I heard the echo of my whimper as tears ran down my cheeks, my chest tight as I collapsed onto the bed.
I hated this.
I hated me.
What was wrong with me?
25
BETH
I could feel the pulse. I could hear it breathing.
My wrist was itching. I had scratched and pinched at the skin but it just wouldn’t stop. No matter how my fingers pressed into the jagged lines, relief never came. Something was trapped beneath the scars, buried deep beneath layers of flesh, and no matter how hard I tried, I just couldn’t reach it.
It was driving me insane.
Perhaps I needed something else, something with the precision and edge my nails didn’t have. Something that could lift the first layer of skin, the second layer, carve out the third, fourth, fifth, until I could dig it out, bleed it out, that dangerously wrong thing clawing its way inside me.
I needed something that would bleed out whatever he’d spilled inside me.
I didn’t hear the bathroom door open. Didn’t hear the footsteps approaching, or the sound of my name on familiar lips. All I felt was a shadow standing next to me, then smelt citrus and sunshine.
My heart punched out of my chest. I quickly buried the hand under the foam surrounding me in the porcelain bath.
“What are you doing?” The voice demanded, not harshly, just cautiously.
“Just…” I took in a sharp, broken breath, and through my peripheral vision, caught the shadow of Kenzo proceed to sit beside me on the edge of the luxury bathtub. “…having a bath.”
“Why?” His tone was still wary, and even without lifting my head, I could feel his ever perceptive eyes searching my face for any lie hidden behind the smile I had forced onto my lips.
“I wanted to.” I lifted my shoulder in a half shrug.
“But you already showered before, Beth.” He pointed out, tone mildly accusing. “Asked me to pick between the pink, floral sundress and the silk skirt with grey button top.”
“Yes.” My head moved before my lips could. “I just wanted to…shower again.” I propped up my knees, pulled my arms from under the water, wrapping them around leg.
“Was it because of that?” he asked, his tone dropping to a near whisper.
“Because of what?” My brows pulled together, and I finally lifted my head.
But his gaze wasn’t on my face anymore. It was lower.
His eyes were fixed on my chest, on the ugly, crooked marks, the deep impressionshisteeth had left on the soft skin around my breasts.
I wanted to cover myself. I wanted to hide my shame.
“And that?” Kenzo’s head tilted to the left, his chin nodding at the spot on the side of my neck, below my ear, stretching to my collarbone.
That part was worse. It was red. The cuts, though tiny, were deep, like he’d tried to etch something into me one bite after another.
“Is he like what, a vampire or something?” I searched for irritation or anger in his voice but couldn’t find neither, just…curiosity. “A wolf?
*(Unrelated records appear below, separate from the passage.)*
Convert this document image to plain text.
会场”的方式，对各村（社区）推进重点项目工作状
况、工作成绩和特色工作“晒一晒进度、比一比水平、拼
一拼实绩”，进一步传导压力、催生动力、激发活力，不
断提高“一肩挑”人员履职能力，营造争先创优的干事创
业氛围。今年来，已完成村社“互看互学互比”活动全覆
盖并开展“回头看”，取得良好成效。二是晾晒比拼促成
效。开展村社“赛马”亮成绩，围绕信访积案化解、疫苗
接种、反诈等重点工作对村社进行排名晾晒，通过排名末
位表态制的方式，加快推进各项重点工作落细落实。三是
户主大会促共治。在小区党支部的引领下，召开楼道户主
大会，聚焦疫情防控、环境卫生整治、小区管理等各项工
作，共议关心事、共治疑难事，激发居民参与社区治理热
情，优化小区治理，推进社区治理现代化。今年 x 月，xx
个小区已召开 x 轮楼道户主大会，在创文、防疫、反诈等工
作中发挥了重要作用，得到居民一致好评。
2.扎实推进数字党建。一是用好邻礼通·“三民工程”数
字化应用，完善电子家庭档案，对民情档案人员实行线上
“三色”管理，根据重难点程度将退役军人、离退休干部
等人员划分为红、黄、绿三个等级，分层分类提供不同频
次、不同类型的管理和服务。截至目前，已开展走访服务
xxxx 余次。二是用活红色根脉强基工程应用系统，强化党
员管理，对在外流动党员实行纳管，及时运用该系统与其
He’s quite…wild.”
I didn’t utter a word, still. I didn’t know what to say.
“Was he why you disappeared for hours?” he asked softly, his eyes moving from me to the bath, hand scooping foam just to crush it again between his palm. “I’ve been searching for you.”
“Yeah.” I squeezed my eyes shut to block out the memories threatening to surface, break off the chain dragging his shadow into the room one wild heartbeat at a time.